Надежда часто плакала, – и я тоже старался выказывать расположенность к отчаянию и слезам. Мы питаем иллюзию, что в нашем теле существует такая заповедная область, где осталась хотя бы малая доля нашего детства. Какая-то частица новорожденного. Какое-то более чувствительное, чем все остальные, местечко, скрытое от посторонних глаз или от обычного света, где кожа – мягче взрослой, где она сберегла первозданную нежность, словом, крошечный остаток младенческого тельца, который еще не утратил тепла
По вечерам мы чаще всего ужинали у нее в отеле. В течение всего ужина она держалась напряженно, сидела в деревянной позе, брезгливо поджав губы, и резко, надменно командовала официантами. Зато у себя в номере как-то сразу молодела, снова превращаясь в маленькую девочку. Мы снимали одежду. Разглядывали друг друга. Обнимались – без нетерпения и даже, честно говоря, без особой страсти.

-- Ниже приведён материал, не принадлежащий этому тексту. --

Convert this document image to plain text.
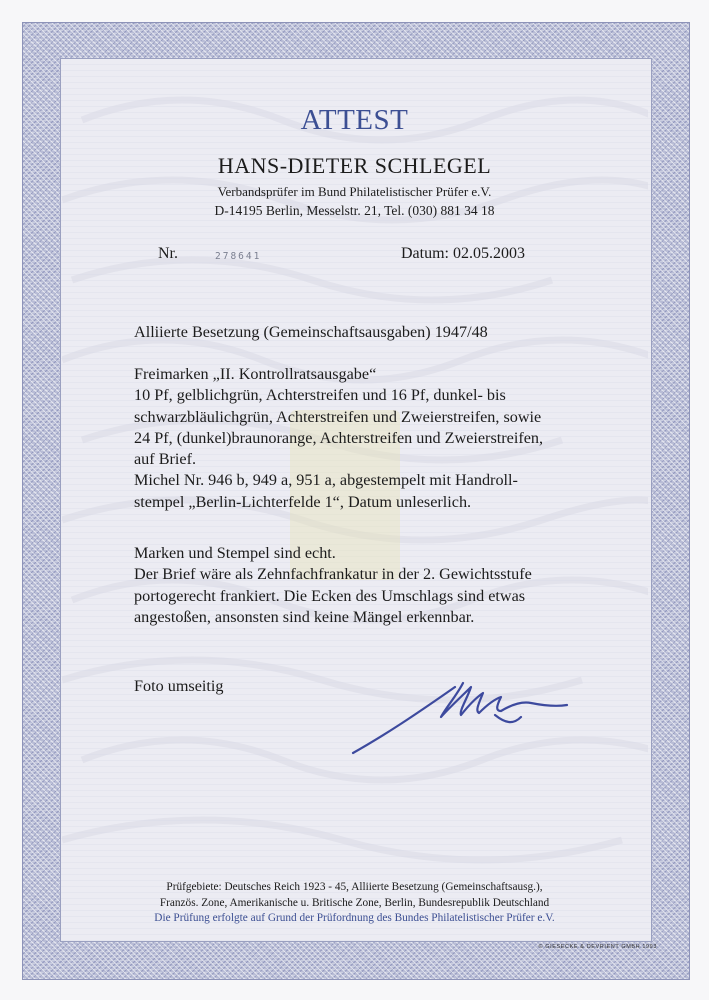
ATTEST
HANS-DIETER SCHLEGEL
Verbandsprüfer im Bund Philatelistischer Prüfer e.V.
D-14195 Berlin, Messelstr. 21, Tel. (030) 881 34 18
Nr.	278641	Datum: 02.05.2003
Alliierte Besetzung (Gemeinschaftsausgaben) 1947/48
Freimarken „II. Kontrollratsausgabe“
10 Pf, gelblichgrün, Achterstreifen und 16 Pf, dunkel- bis
schwarzbläulichgrün, Achterstreifen und Zweierstreifen, sowie
24 Pf, (dunkel)braunorange, Achterstreifen und Zweierstreifen,
auf Brief.
Michel Nr. 946 b, 949 a, 951 a, abgestempelt mit Handroll-
stempel „Berlin-Lichterfelde 1“, Datum unleserlich.
Marken und Stempel sind echt.
Der Brief wäre als Zehnfachfrankatur in der 2. Gewichtsstufe
portogerecht frankiert. Die Ecken des Umschlags sind etwas
angestoßen, ansonsten sind keine Mängel erkennbar.
Foto umseitig
Prüfgebiete: Deutsches Reich 1923 - 45, Alliierte Besetzung (Gemeinschaftsausg.),
Französ. Zone, Amerikanische u. Britische Zone, Berlin, Bundesrepublik Deutschland
Die Prüfung erfolgte auf Grund der Prüfordnung des Bundes Philatelistischer Prüfer e.V.
© GIESECKE & DEVRIENT GMBH 1993
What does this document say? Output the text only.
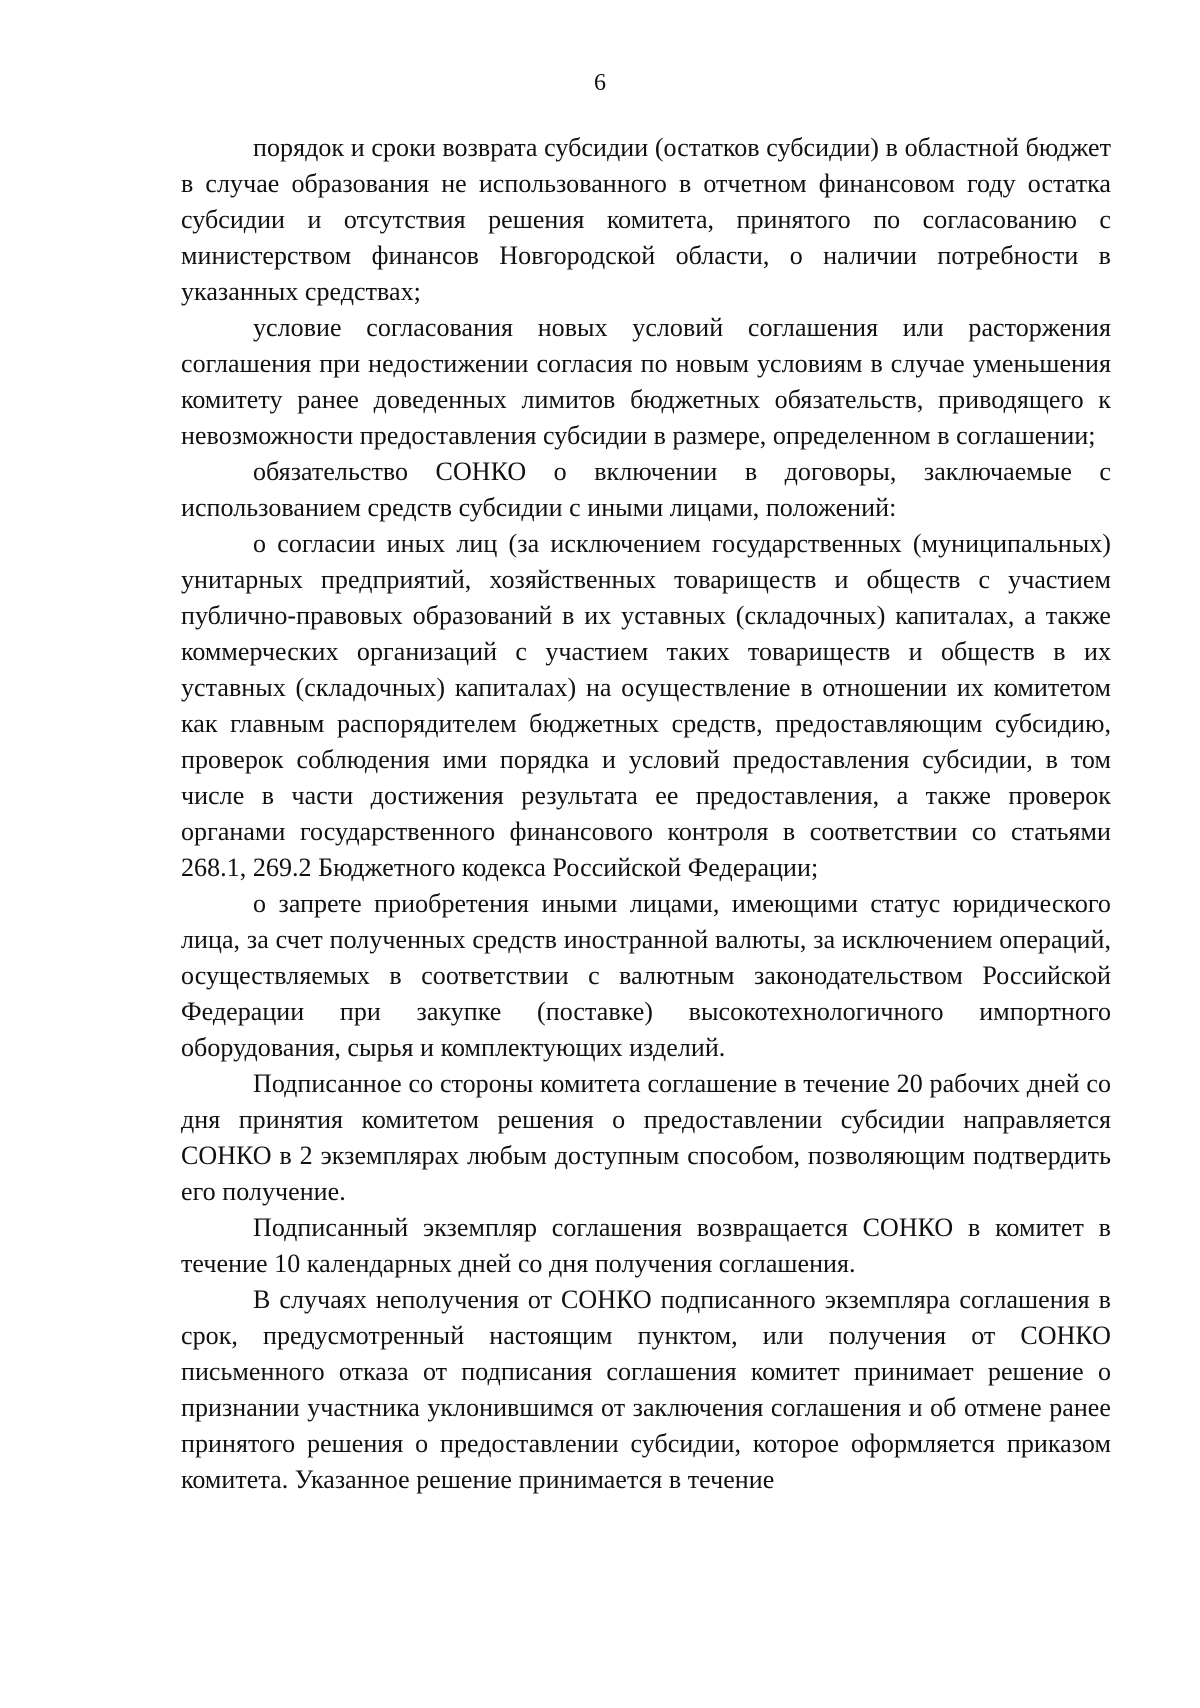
6

порядок и сроки возврата субсидии (остатков субсидии) в областной бюджет в случае образования не использованного в отчетном финансовом году остатка субсидии и отсутствия решения комитета, принятого по согласованию с министерством финансов Новгородской области, о наличии потребности в указанных средствах;

условие согласования новых условий соглашения или расторжения соглашения при недостижении согласия по новым условиям в случае уменьшения комитету ранее доведенных лимитов бюджетных обязательств, приводящего к невозможности предоставления субсидии в размере, определенном в соглашении;

обязательство СОНКО о включении в договоры, заключаемые с использованием средств субсидии с иными лицами, положений:

о согласии иных лиц (за исключением государственных (муниципальных) унитарных предприятий, хозяйственных товариществ и обществ с участием публично-правовых образований в их уставных (складочных) капиталах, а также коммерческих организаций с участием таких товариществ и обществ в их уставных (складочных) капиталах) на осуществление в отношении их комитетом как главным распорядителем бюджетных средств, предоставляющим субсидию, проверок соблюдения ими порядка и условий предоставления субсидии, в том числе в части достижения результата ее предоставления, а также проверок органами государственного финансового контроля в соответствии со статьями 268.1, 269.2 Бюджетного кодекса Российской Федерации;

о запрете приобретения иными лицами, имеющими статус юридического лица, за счет полученных средств иностранной валюты, за исключением операций, осуществляемых в соответствии с валютным законодательством Российской Федерации при закупке (поставке) высокотехнологичного импортного оборудования, сырья и комплектующих изделий.

Подписанное со стороны комитета соглашение в течение 20 рабочих дней со дня принятия комитетом решения о предоставлении субсидии направляется СОНКО в 2 экземплярах любым доступным способом, позволяющим подтвердить его получение.

Подписанный экземпляр соглашения возвращается СОНКО в комитет в течение 10 календарных дней со дня получения соглашения.

В случаях неполучения от СОНКО подписанного экземпляра соглашения в срок, предусмотренный настоящим пунктом, или получения от СОНКО письменного отказа от подписания соглашения комитет принимает решение о признании участника уклонившимся от заключения соглашения и об отмене ранее принятого решения о предоставлении субсидии, которое оформляется приказом комитета. Указанное решение принимается в течение
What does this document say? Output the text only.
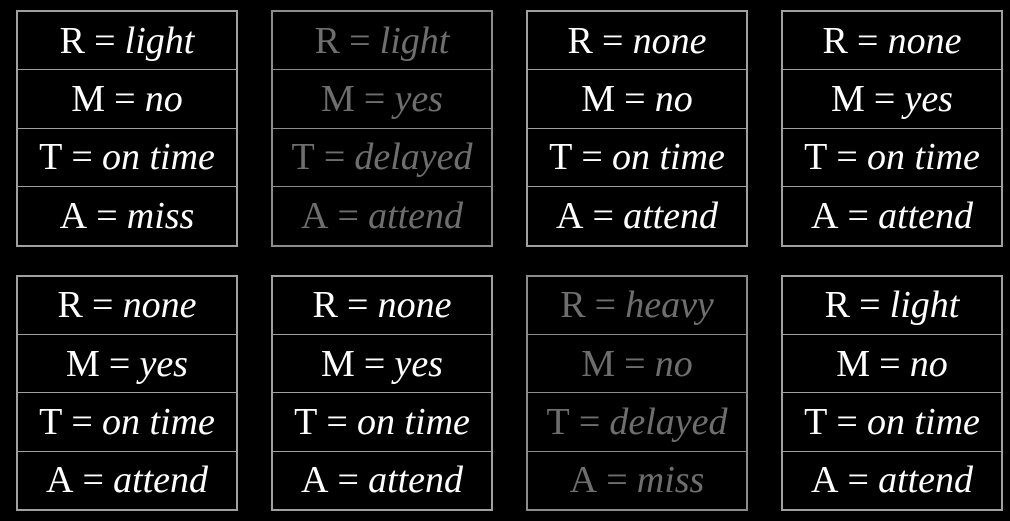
R = light
M = no
T = on time
A = miss
R = light
M = yes
T = delayed
A = attend
R = none
M = no
T = on time
A = attend
R = none
M = yes
T = on time
A = attend
R = none
M = yes
T = on time
A = attend
R = none
M = yes
T = on time
A = attend
R = heavy
M = no
T = delayed
A = miss
R = light
M = no
T = on time
A = attend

И начинали заниматься любовью – бережно, сосредоточенно, даже серьезно; я бы назвал этот акт сдержанным, пуритански непорочным, неспешным и скучноватым – словом, благородным и приличным. Думаю, однако, что у нас обоих в глубине души – какими бы выдающимися, безупречными и достойными восхищения мы себя ни считали, – таилась искренняя жажда любви, и неутолимая, и робкая, нечто вроде второго, потайного сердца, переполненного любовью; впоследствии, влюбляясь в женщин, я никогда больше не испытывал такого ощущения, – оно было настолько ярким, что мы и теперь, встретившись на гастролях в одном городе, иногда сливаемся в объятиях.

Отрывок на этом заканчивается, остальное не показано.